Given $\textbf{a}\perp\textbf{b}$, $\textbf{a}\cdot(\textbf{a}\wedge\textbf{b})=\mid \textbf{a}\mid^{2} \textbf{b}$ (geometric algebra)

Question

I want to prove, given $\textbf{a}\perp\textbf{b}$, $$\textbf{a}\cdot(\textbf{a}\wedge\textbf{b})=\mid \textbf{a}\mid^{2} \textbf{b}$$ I realize this is just a matter of $$\textbf{a}\cdot(\textbf{a}\wedge\textbf{b})=\langle\textbf{aab}\rangle_{2-1}=\langle\mid\textbf{a}\mid^2\textbf{b}\rangle_1=\mid\textbf{a}\mid^2\textbf{b}$$ But I would like to know if there is anything wrong with the following line of reasoning: $$\mid\textbf{a}\mid^2\textbf{b}=(\textbf{aa})\textbf{b}\stackrel{1}{=}\textbf{aab}\stackrel{2}{=}\textbf{a}\cdot \textbf{ab}\stackrel{3}{=}\textbf{a}\cdot (\textbf{ab})\stackrel{4}{=}\textbf{a}\cdot (\textbf{a}\wedge\textbf{b})$$

1: Geometric Product is associative

2: In this case $\textbf{a}\cdot \textbf{a}$ is the geometric product aa

3: Geometric product takes precedent in the order of operations (Macdonald LAGA pg. 82)

4: In this case $\textbf{a}\wedge \textbf{b}$ is the geometric product ab

Answer 1

On the right side of (2) you need parentheses around $\mathbf{a} \cdot \mathbf{a}$. Then Step (3) becomes an assertion of a kind of associativity, which you do not justify.

Conventions are useful notationally, but they cannot prove anything. Other authors have different conventions. Would they be able to prove different things?

Answer 2

For precedence conventions, I think step 3 is problematic.
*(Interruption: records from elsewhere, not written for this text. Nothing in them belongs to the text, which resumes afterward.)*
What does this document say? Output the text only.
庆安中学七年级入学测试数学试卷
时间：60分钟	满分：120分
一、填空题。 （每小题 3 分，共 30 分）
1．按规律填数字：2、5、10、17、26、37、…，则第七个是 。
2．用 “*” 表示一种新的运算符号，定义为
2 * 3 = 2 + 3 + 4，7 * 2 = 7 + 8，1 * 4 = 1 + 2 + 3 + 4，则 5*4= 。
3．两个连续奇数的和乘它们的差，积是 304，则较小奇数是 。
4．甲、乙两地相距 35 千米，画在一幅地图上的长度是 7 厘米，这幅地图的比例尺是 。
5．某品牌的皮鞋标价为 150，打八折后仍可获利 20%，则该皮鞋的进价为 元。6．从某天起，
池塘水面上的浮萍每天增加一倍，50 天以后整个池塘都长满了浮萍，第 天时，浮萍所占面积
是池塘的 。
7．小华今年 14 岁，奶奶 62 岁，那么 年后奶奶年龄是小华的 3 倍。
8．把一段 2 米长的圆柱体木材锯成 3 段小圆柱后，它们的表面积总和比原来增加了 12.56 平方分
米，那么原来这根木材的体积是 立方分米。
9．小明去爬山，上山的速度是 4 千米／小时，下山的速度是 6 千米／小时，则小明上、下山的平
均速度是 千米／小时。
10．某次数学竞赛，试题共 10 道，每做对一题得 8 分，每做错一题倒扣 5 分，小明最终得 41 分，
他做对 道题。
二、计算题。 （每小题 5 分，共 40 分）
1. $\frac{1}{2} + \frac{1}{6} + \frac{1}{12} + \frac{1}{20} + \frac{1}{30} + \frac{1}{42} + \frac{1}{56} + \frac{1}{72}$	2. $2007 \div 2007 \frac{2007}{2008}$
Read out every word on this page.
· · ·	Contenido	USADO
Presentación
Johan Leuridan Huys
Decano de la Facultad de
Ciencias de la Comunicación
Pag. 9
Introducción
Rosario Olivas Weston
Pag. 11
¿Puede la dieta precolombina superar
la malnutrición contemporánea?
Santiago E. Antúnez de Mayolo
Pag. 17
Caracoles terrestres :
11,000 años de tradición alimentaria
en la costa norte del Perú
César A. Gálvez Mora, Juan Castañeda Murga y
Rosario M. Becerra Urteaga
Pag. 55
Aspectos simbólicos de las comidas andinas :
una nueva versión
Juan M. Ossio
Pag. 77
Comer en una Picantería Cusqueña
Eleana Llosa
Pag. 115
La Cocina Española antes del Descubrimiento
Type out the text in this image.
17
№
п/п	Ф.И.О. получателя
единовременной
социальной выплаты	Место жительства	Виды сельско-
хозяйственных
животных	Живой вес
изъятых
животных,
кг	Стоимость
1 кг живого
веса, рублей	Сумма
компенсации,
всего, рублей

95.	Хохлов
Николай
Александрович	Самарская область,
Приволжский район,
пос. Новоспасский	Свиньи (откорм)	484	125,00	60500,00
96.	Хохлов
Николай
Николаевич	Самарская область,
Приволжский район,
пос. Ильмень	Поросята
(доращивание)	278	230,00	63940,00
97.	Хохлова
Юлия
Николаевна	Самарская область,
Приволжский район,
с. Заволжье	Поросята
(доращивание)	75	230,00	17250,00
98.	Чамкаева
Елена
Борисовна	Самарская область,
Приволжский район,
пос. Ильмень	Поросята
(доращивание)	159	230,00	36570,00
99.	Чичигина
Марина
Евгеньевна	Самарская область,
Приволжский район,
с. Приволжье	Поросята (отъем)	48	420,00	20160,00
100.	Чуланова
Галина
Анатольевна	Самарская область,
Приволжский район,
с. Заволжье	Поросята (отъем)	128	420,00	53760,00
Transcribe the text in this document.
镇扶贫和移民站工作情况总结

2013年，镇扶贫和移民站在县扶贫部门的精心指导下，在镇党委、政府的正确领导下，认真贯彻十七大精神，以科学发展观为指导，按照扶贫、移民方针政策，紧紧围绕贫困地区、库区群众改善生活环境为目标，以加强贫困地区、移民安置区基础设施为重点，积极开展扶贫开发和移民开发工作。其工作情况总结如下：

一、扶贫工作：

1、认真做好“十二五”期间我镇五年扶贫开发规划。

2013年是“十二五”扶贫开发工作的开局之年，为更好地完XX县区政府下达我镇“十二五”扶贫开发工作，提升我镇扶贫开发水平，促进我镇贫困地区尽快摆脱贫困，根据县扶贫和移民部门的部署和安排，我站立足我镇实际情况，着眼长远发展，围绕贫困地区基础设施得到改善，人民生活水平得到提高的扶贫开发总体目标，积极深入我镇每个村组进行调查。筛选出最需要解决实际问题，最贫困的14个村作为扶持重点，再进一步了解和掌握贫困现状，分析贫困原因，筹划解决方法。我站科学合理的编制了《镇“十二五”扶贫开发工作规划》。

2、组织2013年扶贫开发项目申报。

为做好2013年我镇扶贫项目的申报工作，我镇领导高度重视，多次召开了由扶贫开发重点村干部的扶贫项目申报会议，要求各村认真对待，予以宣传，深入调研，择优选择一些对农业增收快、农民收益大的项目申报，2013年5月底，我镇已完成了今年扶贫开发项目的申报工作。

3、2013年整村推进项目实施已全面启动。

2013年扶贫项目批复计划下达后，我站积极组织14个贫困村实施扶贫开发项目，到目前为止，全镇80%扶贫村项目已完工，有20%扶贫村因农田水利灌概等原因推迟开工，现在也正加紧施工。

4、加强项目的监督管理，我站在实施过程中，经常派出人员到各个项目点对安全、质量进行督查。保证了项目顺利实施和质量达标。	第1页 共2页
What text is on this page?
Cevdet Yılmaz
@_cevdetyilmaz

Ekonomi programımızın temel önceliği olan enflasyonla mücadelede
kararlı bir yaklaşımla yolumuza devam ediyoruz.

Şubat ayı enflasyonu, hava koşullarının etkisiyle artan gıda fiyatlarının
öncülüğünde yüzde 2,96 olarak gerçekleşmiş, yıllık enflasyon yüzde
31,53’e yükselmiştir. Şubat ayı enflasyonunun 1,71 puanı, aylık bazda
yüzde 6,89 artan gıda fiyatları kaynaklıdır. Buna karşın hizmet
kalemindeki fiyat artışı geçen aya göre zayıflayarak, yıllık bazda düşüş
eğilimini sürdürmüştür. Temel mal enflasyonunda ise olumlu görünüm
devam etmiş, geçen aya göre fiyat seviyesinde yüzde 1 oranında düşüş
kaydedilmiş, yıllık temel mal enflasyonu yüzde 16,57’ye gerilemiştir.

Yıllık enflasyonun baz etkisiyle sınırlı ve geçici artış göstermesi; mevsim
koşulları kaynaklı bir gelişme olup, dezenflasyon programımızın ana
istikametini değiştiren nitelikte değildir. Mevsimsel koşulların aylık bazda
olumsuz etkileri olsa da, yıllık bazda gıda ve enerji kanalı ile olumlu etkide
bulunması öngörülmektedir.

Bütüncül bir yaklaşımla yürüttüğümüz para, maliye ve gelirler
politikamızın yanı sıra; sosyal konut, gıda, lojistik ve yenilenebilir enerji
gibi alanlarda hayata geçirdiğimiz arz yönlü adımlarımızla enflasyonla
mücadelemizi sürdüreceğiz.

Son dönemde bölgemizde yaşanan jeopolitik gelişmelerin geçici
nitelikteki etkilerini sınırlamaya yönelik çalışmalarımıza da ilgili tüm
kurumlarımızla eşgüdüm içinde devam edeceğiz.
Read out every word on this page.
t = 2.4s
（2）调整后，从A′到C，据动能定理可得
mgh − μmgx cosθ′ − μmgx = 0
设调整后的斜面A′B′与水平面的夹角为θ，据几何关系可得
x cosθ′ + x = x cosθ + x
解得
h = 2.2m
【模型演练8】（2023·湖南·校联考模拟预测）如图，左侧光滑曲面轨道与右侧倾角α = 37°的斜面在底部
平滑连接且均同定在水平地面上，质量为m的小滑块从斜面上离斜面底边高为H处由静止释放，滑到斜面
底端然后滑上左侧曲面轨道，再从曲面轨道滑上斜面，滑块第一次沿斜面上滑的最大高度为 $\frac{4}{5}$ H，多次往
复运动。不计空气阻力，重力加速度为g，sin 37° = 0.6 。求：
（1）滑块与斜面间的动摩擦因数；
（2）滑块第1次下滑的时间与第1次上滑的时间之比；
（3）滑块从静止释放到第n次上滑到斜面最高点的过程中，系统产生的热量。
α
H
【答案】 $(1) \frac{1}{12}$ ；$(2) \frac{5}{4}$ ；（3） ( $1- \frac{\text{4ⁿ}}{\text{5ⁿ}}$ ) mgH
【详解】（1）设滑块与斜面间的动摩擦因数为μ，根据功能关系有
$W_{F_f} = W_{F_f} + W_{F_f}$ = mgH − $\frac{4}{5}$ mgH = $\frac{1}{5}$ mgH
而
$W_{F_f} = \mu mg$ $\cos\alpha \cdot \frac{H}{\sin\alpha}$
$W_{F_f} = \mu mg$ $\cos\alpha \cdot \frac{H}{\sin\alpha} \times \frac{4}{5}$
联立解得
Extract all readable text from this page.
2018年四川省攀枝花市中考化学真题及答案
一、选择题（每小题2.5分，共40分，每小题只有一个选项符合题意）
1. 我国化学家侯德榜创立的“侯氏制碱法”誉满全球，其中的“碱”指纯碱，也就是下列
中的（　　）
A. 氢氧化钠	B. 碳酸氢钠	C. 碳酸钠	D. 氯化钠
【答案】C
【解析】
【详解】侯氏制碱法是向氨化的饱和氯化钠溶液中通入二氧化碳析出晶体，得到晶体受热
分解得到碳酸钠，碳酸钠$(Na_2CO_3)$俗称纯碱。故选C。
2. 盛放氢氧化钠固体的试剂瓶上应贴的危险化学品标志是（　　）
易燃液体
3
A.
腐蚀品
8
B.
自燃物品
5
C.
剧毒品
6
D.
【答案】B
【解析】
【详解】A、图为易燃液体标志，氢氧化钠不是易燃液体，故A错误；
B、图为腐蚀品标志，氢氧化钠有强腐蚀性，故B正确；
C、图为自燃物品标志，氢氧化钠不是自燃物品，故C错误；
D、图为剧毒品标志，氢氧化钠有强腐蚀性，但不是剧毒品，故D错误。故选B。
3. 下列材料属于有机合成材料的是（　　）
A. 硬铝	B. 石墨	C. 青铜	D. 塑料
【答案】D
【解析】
In general, $$(A\cdot B)C \neq A \cdot (BC)$$ To see this, revert $\textbf{ab}$ to $\textbf{ba}$ in your step 3: $$0=(\textbf{a}\cdot \textbf{b})\textbf{a}\stackrel{3}{=}\textbf{a}\cdot (\textbf{ba}) = \textbf{a}\cdot (\textbf{b} \wedge \textbf{a}) \neq 0$$, which is a contradiction.